Column: Prague’s Orloj: The march of times
Commentary by Don Knebel
The Orloj at the southwestern corner of Prague’s Old Town Square is said to be the world’s oldest operating astronomical clock. Labeling this device a clock gives inadequate credit to the accomplishments of its creators.
The heart of the Orloj was constructed in 1410 on the southern wall of Prague’s Old Town Hall by a clockmaker and a Prague astronomy professor. A golden hand at the end of a moving arm points to Roman numerals marking the hours since midnight, the current method of reporting the time. The hand also points to Schwabacher numerals on a rotating ring showing Bohemian time, measured in hours since sunset. A sun moving along the arm crosses lines with Arabic numerals showing the Planetary Hours since sunrise, a variable unit always measuring 12 hours from sunrise to sunset. The position of the sun along the arm marks the time of sunrise and sunset. The intersection of the sun with a rotating dial determines the Zodiac sign. A star on another moving arm shows sidereal time, taking into account the Earth’s changing position relative to the stars. A third arm shows the position of the moon, represented by a rotating sphere displaying the moon’s current phase.

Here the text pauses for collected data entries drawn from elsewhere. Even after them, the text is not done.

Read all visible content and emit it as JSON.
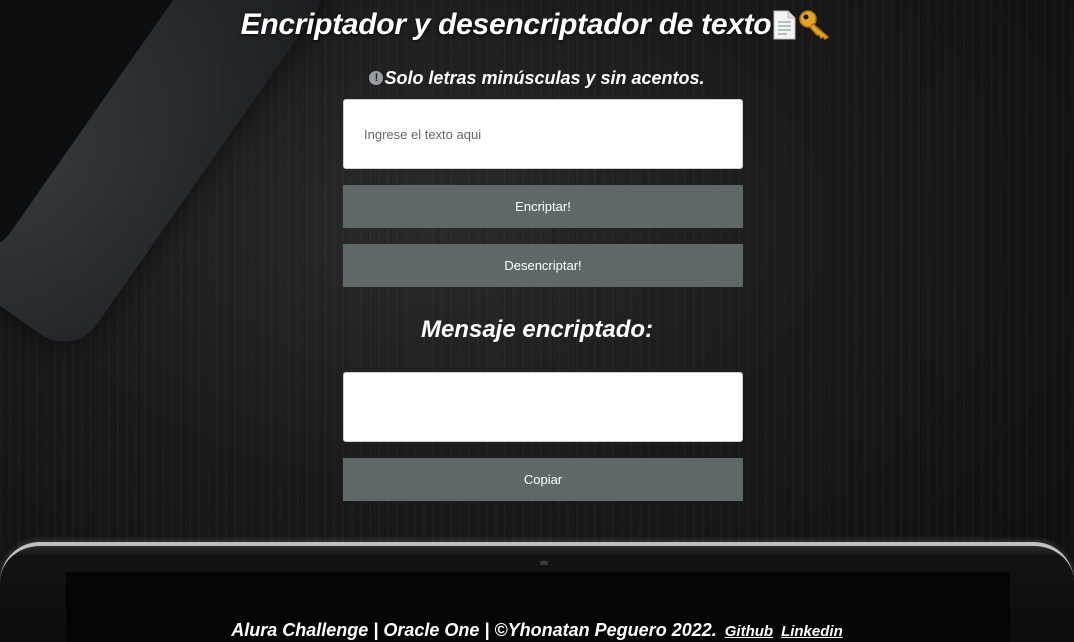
{
  "header": {
    "title": "Encriptador y desencriptador de texto",
    "icons": [
      "document-icon",
      "key-icon"
    ]
  },
  "notice": {
    "icon": "exclamation-icon",
    "text": "Solo letras minúsculas y sin acentos."
  },
  "input": {
    "placeholder": "Ingrese el texto aqui",
    "value": ""
  },
  "buttons": {
    "encrypt_label": "Encriptar!",
    "decrypt_label": "Desencriptar!",
    "copy_label": "Copiar"
  },
  "result": {
    "title": "Mensaje encriptado:",
    "value": ""
  },
  "footer": {
    "text": "Alura Challenge | Oracle One | ©Yhonatan Peguero 2022.",
    "github_label": "Github",
    "linkedin_label": "Linkedin"
  },
  "colors": {
    "button_bg": "#5e6868",
    "page_bg": "#141414",
    "text": "#ffffff"
  }
}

Animated figures have been added to the Orloj since 1410 to celebrate the hours. As a skeleton representing Death strikes each hour in the march of time, figures representing Vanity, Greed and Frivolity shake their heads. Above them, Twelve Apostles march behind two opened doors until a golden rooster crows to signal the end of the hour’s pageantry.
Each hour between 9 a.m. and 9 p.m. (on the Roman numerals), hundreds of visitors enjoy the actions of the Orloj’s figures and then walk on, few appreciating the ingenuity behind its time-keeping mechanisms, devised when even astronomers believed the sun traveled around the Earth.